On a sad but related note, what words of wisdom would you give to those who feel like they’ve fallen out of love with their spouse?

I try to work against this idea in the book repeatedly by talking about what love is and what love is not. The world wants us to believe that love is an emotive feeling, and while I will say that being in love carries a kind of flittery, fluttery feeling, emotion can’t sustain anything. Being a cancer survivor and having gone through 18 months of high-dose chemotherapy, I praise God for covenantal love over the flittery, fluttery, Valentine’s Day nonsense, because there was just nothing sexy about me in that season. I was no help around the house. Anything that made me attractive and emotionally stable for Lauren was gone in that 18 months because I was just trying to survive. My hair was gone and I was always sick and I was too weak to help with anything. People that say they’ve fallen out of love need to re-enter the relationship with renewed vigor to get to know the person again, to grow in their understanding of what love is, and in a very real way choose to stay in the covenant they gave themself to however many years ago that it occurred.

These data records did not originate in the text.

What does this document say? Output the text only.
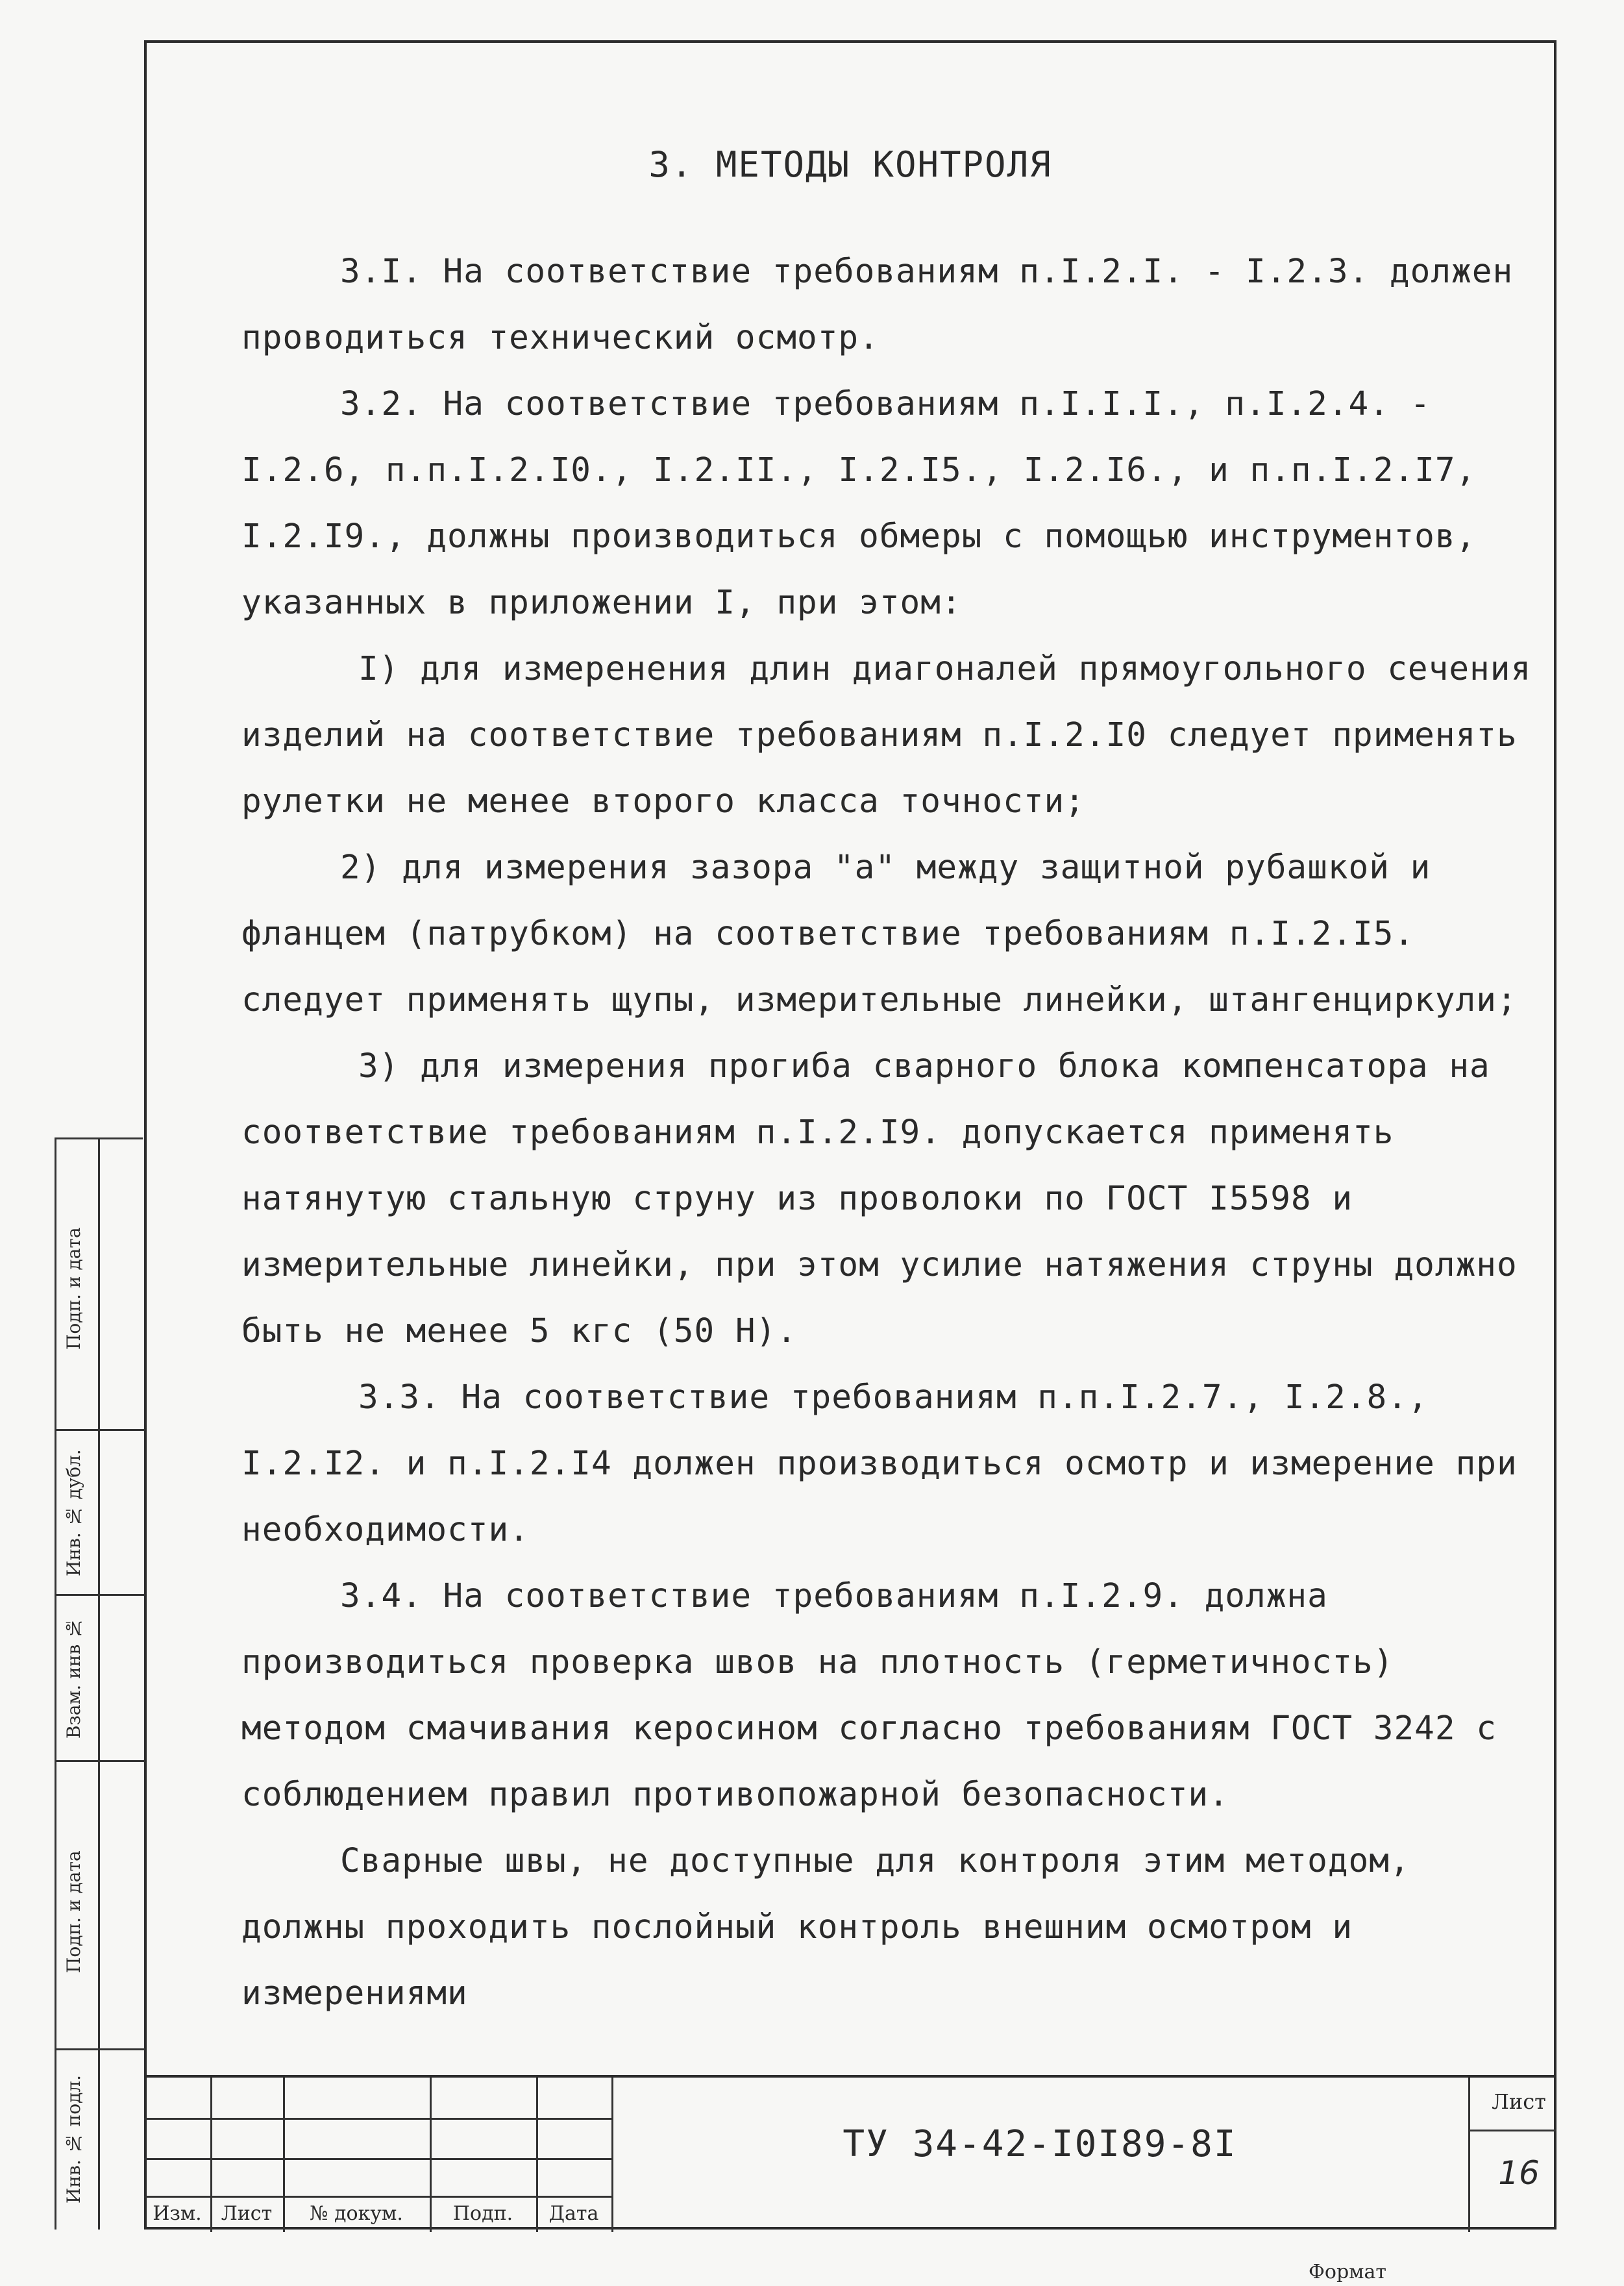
3. МЕТОДЫ КОНТРОЛЯ

3.I. На соответствие требованиям п.I.2.I. - I.2.3. должен проводиться технический осмотр.

3.2. На соответствие требованиям п.I.I.I., п.I.2.4. - I.2.6, п.п.I.2.I0., I.2.II., I.2.I5., I.2.I6., и п.п.I.2.I7, I.2.I9., должны производиться обмеры с помощью инструментов, указанных в приложении I, при этом:

I) для измеренения длин диагоналей прямоугольного сечения изделий на соответствие требованиям п.I.2.I0 следует применять рулетки не менее второго класса точности;

2) для измерения зазора "а" между защитной рубашкой и фланцем (патрубком) на соответствие требованиям п.I.2.I5. следует применять щупы, измерительные линейки, штангенциркули;

3) для измерения прогиба сварного блока компенсатора на соответствие требованиям п.I.2.I9. допускается применять натянутую стальную струну из проволоки по ГОСТ I5598 и измерительные линейки, при этом усилие натяжения струны должно быть не менее 5 кгс (50 Н).

3.3. На соответствие требованиям п.п.I.2.7., I.2.8., I.2.I2. и п.I.2.I4 должен производиться осмотр и измерение при необходимости.

3.4. На соответствие требованиям п.I.2.9. должна производиться проверка швов на плотность (герметичность) методом смачивания керосином согласно требованиям ГОСТ 3242 с соблюдением правил противопожарной безопасности.

Сварные швы, не доступные для контроля этим методом, должны проходить послойный контроль внешним осмотром и измерениями

Подп. и дата
Инв. № дубл.
Взам. инв №
Подп. и дата
Инв. № подл.
Изм.	Лист	№ докум.	Подп.	Дата
ТУ 34-42-I0I89-8I
Лист
16
Формат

Finally, can you describe how the gospel message is the pattern for how to live our relationships?

The gospel calls us to death to self. When relationships are no longer just about you and what you get out of them but rather a platform to serve and give of yourself, then you will experience happy, joy-filled relationships. The more life is about you the more miserable of a person you are, but the more it’s not about you the freer you become. When your relationship with others becomes a place where you can make much of the name and renown of Jesus Christ and you can give of yourself and you can serve as though you’re serving the Lord, you will be happier and your relationships will work better.